India’s wholesale inflation cooled to its weakest pace in 10 months in November, a sign the economy may finally be escaping a long period of price pressure and raising the chances of a rate cut in January.

The wholesale price index (WPI), India’s main inflation gauge, rose 7.24 per cent from a year earlier, below expectations for a rise of 7.6pc and below October’s 7.45pc. An easing in annual fuel and manufacturing inflation helped rein in price pressures.

The Reserve Bank of India (RBI) holds its next policy meeting recently but has said a rate cut is “highly improbable.” The tilt towards a period of softer inflation though is raising expectations the central bank might cut its 8pc repo rate in January.

“The probability of a rate reduction in the month of January has now gone up,” said Rupa Rege Nitsure, chief economist at Bank of Baroda in Mumbai.

November was the second straight month that prices rose less than economists had forecast, which Robert Prior-Wandesforde, economist with Credit Suisse in Singapore described as a “pleasant surprise”.

“I think maybe this is the first sign we’re getting another downward leg in inflation,” said Prior-Wandesforde, who forecasts inflation will drop below six per cent in 2013, possibly leading to a series of rate cuts.

India’s one-year overnight index swap fell around three basis points after yesterday’s data.

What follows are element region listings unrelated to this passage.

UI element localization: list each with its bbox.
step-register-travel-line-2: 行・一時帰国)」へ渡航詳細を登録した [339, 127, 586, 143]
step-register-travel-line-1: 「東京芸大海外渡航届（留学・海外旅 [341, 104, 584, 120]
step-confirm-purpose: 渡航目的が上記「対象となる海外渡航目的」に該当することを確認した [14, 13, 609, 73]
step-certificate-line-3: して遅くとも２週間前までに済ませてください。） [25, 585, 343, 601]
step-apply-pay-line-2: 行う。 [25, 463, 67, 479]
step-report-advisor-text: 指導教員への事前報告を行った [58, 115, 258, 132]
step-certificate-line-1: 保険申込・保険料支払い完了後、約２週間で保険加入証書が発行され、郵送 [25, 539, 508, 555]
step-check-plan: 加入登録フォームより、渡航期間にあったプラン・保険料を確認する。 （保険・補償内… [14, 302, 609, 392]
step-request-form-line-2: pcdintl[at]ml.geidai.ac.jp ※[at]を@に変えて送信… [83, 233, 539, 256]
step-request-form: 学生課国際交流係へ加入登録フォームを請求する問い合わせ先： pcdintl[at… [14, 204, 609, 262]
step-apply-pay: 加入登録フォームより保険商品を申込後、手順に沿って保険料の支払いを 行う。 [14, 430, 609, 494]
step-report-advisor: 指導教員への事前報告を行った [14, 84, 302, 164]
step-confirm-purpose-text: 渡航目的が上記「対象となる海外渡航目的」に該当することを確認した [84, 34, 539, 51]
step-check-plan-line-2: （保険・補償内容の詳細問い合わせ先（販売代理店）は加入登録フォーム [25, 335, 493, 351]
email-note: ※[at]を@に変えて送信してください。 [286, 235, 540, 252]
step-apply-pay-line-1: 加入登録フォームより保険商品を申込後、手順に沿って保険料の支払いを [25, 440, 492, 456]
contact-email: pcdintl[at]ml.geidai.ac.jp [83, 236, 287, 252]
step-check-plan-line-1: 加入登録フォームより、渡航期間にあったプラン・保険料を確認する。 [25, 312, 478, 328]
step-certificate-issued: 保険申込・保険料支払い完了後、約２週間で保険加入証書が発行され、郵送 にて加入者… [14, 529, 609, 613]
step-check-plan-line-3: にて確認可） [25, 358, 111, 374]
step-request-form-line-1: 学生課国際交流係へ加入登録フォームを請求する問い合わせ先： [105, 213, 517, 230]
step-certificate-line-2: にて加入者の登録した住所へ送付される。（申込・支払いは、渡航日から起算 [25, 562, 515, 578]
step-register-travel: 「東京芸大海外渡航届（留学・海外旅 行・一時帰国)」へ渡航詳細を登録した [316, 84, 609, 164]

Cooling prices are welcome news for Prime Minister Manmohan Singh, a veteran economist who has launched a raft of reforms since September aimed at reviving both the economy and his government’s flagging fortunes ahead of a general election.

“Our expectation is it will trend downwards over the next two to three months,” Finance Minister P Chidambaram said.

The inflation data comes after an increase in industrial output in October and data indicating that infrastructure output and investment are picking up, raising hopes a slide in India’s economic growth is coming to an end.

The government approved a new body to streamline infrastructure projects, and bills aimed at attracting more foreign cash into the banking, pension and insurance industries may be passed next week.

Recent government policies to attract investment from foreign supermarkets and to tackle budget-busting fuel subsidies pleased domestic markets, but economists say more needs to be done to control India’s fiscal deficit, which is the biggest among major emerging economies as a proportion of GDP.